Why Appoint an Auditor?
An Auditors ensure your accounts are accurate, helping avoid fraud and comply with applicable Company Law and tax laws. Only a Qualified Chartered Accountant (CA) or a firm where the majority of partners are Qualified Chartered Accountants (CAs) can be appointed as Auditors.
Section 139 of the Companies Act, 2013 says that every Company shall appoint its first auditor within a period not exceeding 90 days and thereafter file a Return of the Auditor’s Appointment in Form ADT-1 within 15 days of such appointment.
Process of First Auditor’s Appointment
- The Board shall appoint the first auditor of the Company within 30 days of the incorporation of the Company. The said appointment shall be done through a duly passed Board resolution in the Board Meeting.
- However, if the Board is unable to appoint the auditor within that time frame, the appointment shall be made by the members of the incorporation of the Company in an Extraordinary General Meeting (EGM).

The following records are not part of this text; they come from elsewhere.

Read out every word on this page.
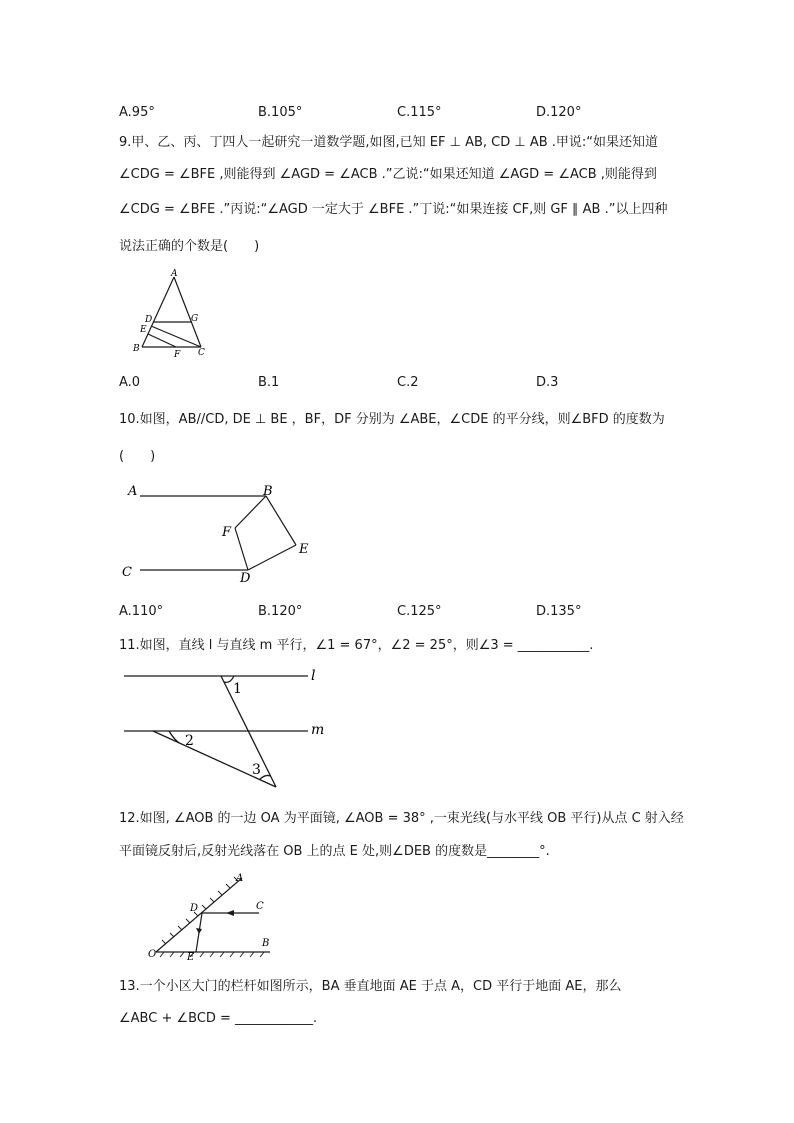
A.95°	B.105°	C.115°	D.120°
9.甲、乙、丙、丁四人一起研究一道数学题,如图,已知 EF ⊥ AB, CD ⊥ AB .甲说:“如果还知道
∠CDG = ∠BFE ,则能得到 ∠AGD = ∠ACB .”乙说:“如果还知道 ∠AGD = ∠ACB ,则能得到
∠CDG = ∠BFE .”丙说:“∠AGD 一定大于 ∠BFE .”丁说:“如果连接 CF,则 GF ∥ AB .”以上四种
说法正确的个数是(　　)
A
D	G
E
B
F C
A.0	B.1	C.2	D.3
10.如图，AB//CD, DE ⊥ BE ，BF，DF 分别为 ∠ABE，∠CDE 的平分线，则∠BFD 的度数为
(　　)
A	B
F
E
C	D
A.110°	B.120°	C.125°	D.135°
11.如图，直线 l 与直线 m 平行，∠1 = 67°，∠2 = 25°，则∠3 = ___________.
l
m
1
2
3
12.如图, ∠AOB 的一边 OA 为平面镜, ∠AOB = 38° ,一束光线(与水平线 OB 平行)从点 C 射入经
平面镜反射后,反射光线落在 OB 上的点 E 处,则∠DEB 的度数是________°.
A
D	C
O	E
B
13.一个小区大门的栏杆如图所示，BA 垂直地面 AE 于点 A，CD 平行于地面 AE，那么
∠ABC + ∠BCD = ____________.
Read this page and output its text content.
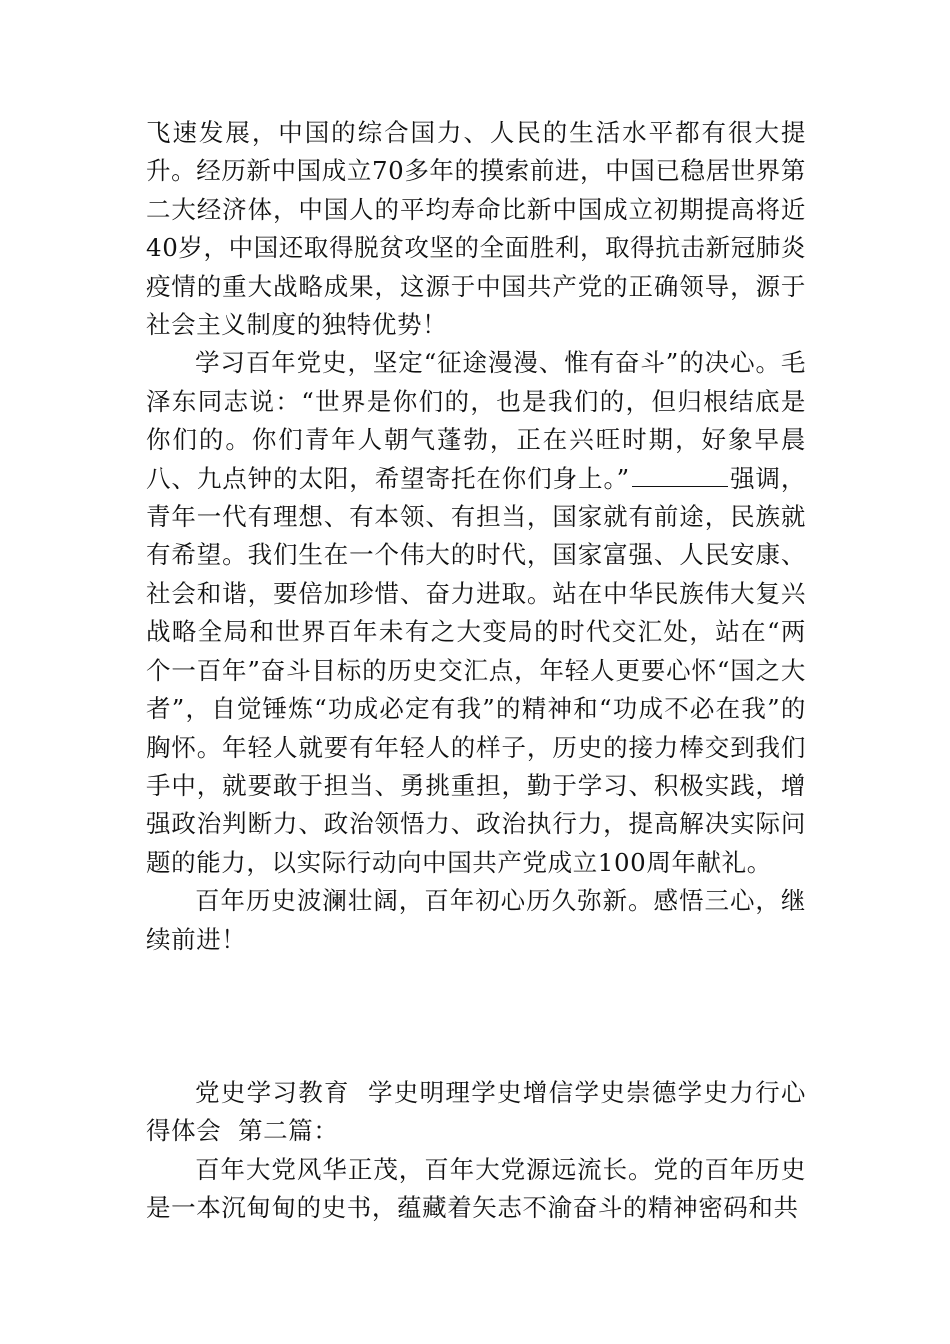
飞速发展，中国的综合国力、人民的生活水平都有很大提升。经历新中国成立70多年的摸索前进，中国已稳居世界第二大经济体，中国人的平均寿命比新中国成立初期提高将近40岁，中国还取得脱贫攻坚的全面胜利，取得抗击新冠肺炎疫情的重大战略成果，这源于中国共产党的正确领导，源于社会主义制度的独特优势！

学习百年党史，坚定“征途漫漫、惟有奋斗”的决心。毛泽东同志说：“世界是你们的，也是我们的，但归根结底是你们的。你们青年人朝气蓬勃，正在兴旺时期，好象早晨八、九点钟的太阳，希望寄托在你们身上。”	强调，青年一代有理想、有本领、有担当，国家就有前途，民族就有希望。我们生在一个伟大的时代，国家富强、人民安康、社会和谐，要倍加珍惜、奋力进取。站在中华民族伟大复兴战略全局和世界百年未有之大变局的时代交汇处，站在“两个一百年”奋斗目标的历史交汇点，年轻人更要心怀“国之大者”，自觉锤炼“功成必定有我”的精神和“功成不必在我”的胸怀。年轻人就要有年轻人的样子，历史的接力棒交到我们手中，就要敢于担当、勇挑重担，勤于学习、积极实践，增强政治判断力、政治领悟力、政治执行力，提高解决实际问题的能力，以实际行动向中国共产党成立100周年献礼。

百年历史波澜壮阔，百年初心历久弥新。感悟三心，继续前进！

党史学习教育  学史明理学史增信学史崇德学史力行心得体会  第二篇：

百年大党风华正茂，百年大党源远流长。党的百年历史是一本沉甸甸的史书，蕴藏着矢志不渝奋斗的精神密码和共
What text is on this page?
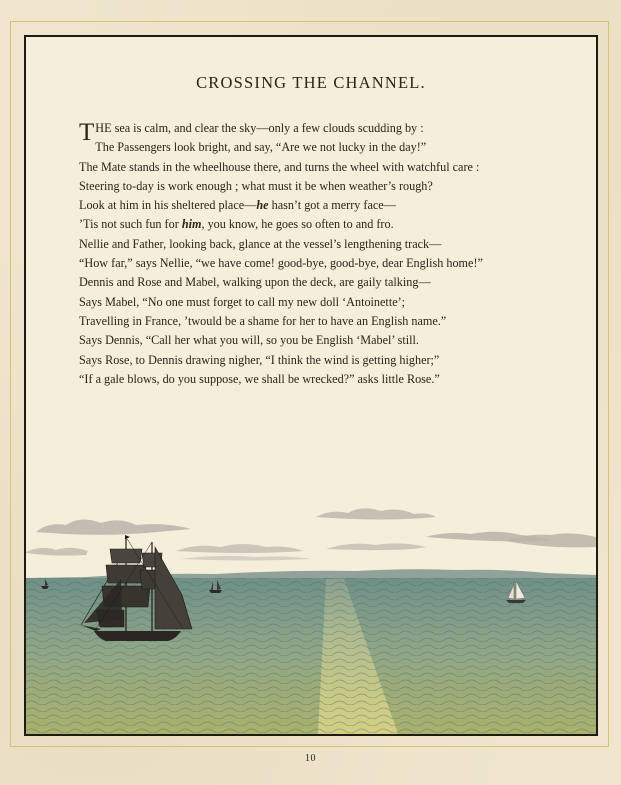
CROSSING THE CHANNEL.
T HE sea is calm, and clear the sky—only a few clouds scudding by :
The Passengers look bright, and say, “Are we not lucky in the day!”
The Mate stands in the wheelhouse there, and turns the wheel with watchful care :
Steering to-day is work enough ; what must it be when weather’s rough?
Look at him in his sheltered place—he hasn’t got a merry face—
’Tis not such fun for him, you know, he goes so often to and fro.
Nellie and Father, looking back, glance at the vessel’s lengthening track—
“How far,” says Nellie, “we have come! good-bye, good-bye, dear English home!”
Dennis and Rose and Mabel, walking upon the deck, are gaily talking—
Says Mabel, “No one must forget to call my new doll ‘Antoinette’;
Travelling in France, ’twould be a shame for her to have an English name.”
Says Dennis, “Call her what you will, so you be English ‘Mabel’ still.
Says Rose, to Dennis drawing nigher, “I think the wind is getting higher;”
“If a gale blows, do you suppose, we shall be wrecked?” asks little Rose.”
10
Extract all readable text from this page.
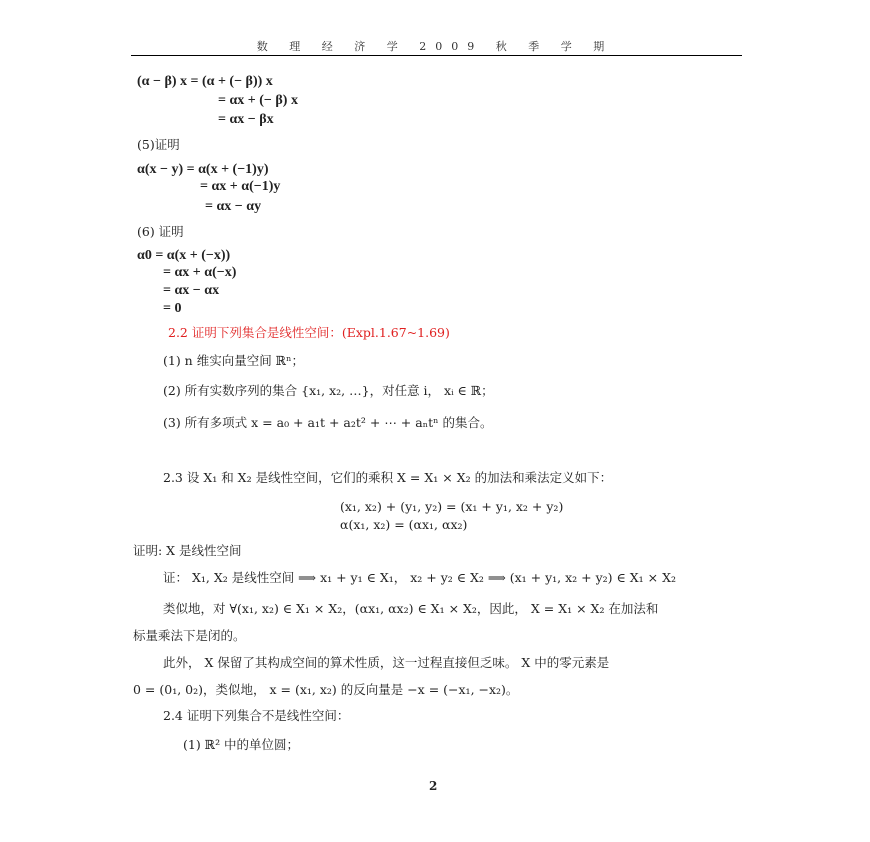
数 理 经 济 学 2009 秋 季 学 期
(α − β) x = (α + (− β)) x
= αx + (− β) x
= αx − βx
(5)证明
α(x − y) = α(x + (−1)y)
= αx + α(−1)y
= αx − αy
(6) 证明
α0 = α(x + (−x))
= αx + α(−x)
= αx − αx
= 0
2.2 证明下列集合是线性空间：(Expl.1.67~1.69)
(1) n 维实向量空间 ℝⁿ；
(2) 所有实数序列的集合 {x₁, x₂, …}，对任意 i， xᵢ ∈ ℝ；
(3) 所有多项式 x = a₀ + a₁t + a₂t² + ⋯ + aₙtⁿ 的集合。
2.3 设 X₁ 和 X₂ 是线性空间，它们的乘积 X = X₁ × X₂ 的加法和乘法定义如下：
(x₁, x₂) + (y₁, y₂) = (x₁ + y₁, x₂ + y₂)
α(x₁, x₂) = (αx₁, αx₂)
证明: X 是线性空间
证： X₁, X₂ 是线性空间 ⟹ x₁ + y₁ ∈ X₁， x₂ + y₂ ∈ X₂ ⟹ (x₁ + y₁, x₂ + y₂) ∈ X₁ × X₂
类似地，对 ∀(x₁, x₂) ∈ X₁ × X₂，(αx₁, αx₂) ∈ X₁ × X₂，因此， X = X₁ × X₂ 在加法和
标量乘法下是闭的。
此外， X 保留了其构成空间的算术性质，这一过程直接但乏味。 X 中的零元素是
0 = (0₁, 0₂)，类似地， x = (x₁, x₂) 的反向量是 −x = (−x₁, −x₂)。
2.4 证明下列集合不是线性空间：
(1) ℝ² 中的单位圆；
2
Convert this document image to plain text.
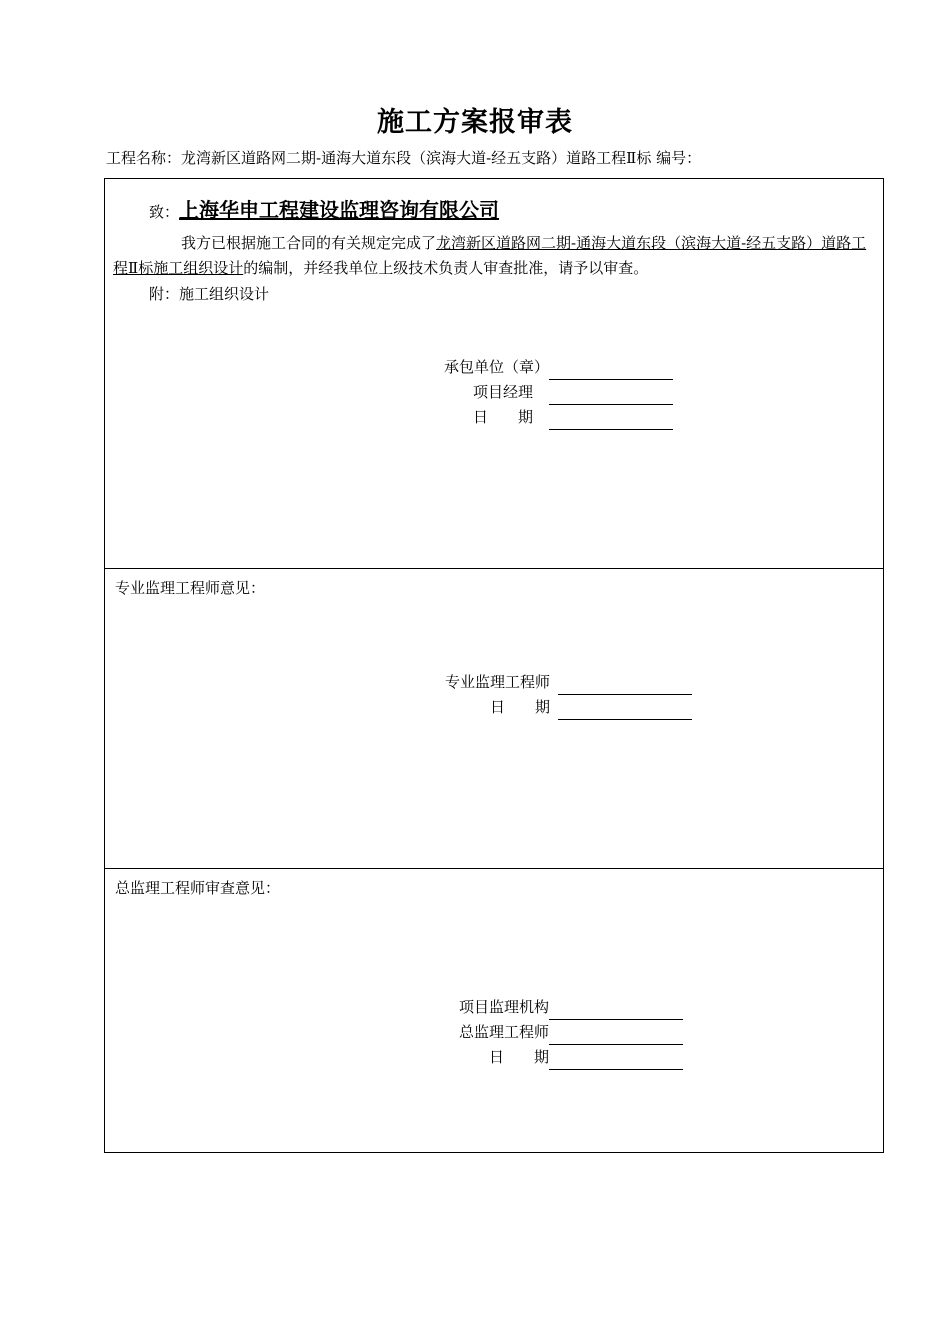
施工方案报审表
工程名称：龙湾新区道路网二期-通海大道东段（滨海大道-经五支路）道路工程Ⅱ标 编号：
致：上海华申工程建设监理咨询有限公司

我方已根据施工合同的有关规定完成了龙湾新区道路网二期-通海大道东段（滨海大道-经五支路）道路工程Ⅱ标施工组织设计的编制，并经我单位上级技术负责人审查批准，请予以审查。

附：施工组织设计
承包单位（章）
项目经理
日　　期
专业监理工程师意见：
专业监理工程师
日　　期
总监理工程师审查意见：
项目监理机构
总监理工程师
日　　期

- A Return of the Auditor’s Appointment in Form ADT-1 within 15 days of such appointment.
- The First Auditor shall hold office until the conclusion of the First Annual General Meeting of the Company.
Note: In the case of Government Companies, the Comptroller and Auditor General appoints the first auditor within 180 days of incorporation.
Documentation Required
1. A Board Resolution/EGM Resolution approving the appointment
2. Auditor's written consent and a note confirming they're eligible for such appointment
3. An Appointment Letter issued by the Company.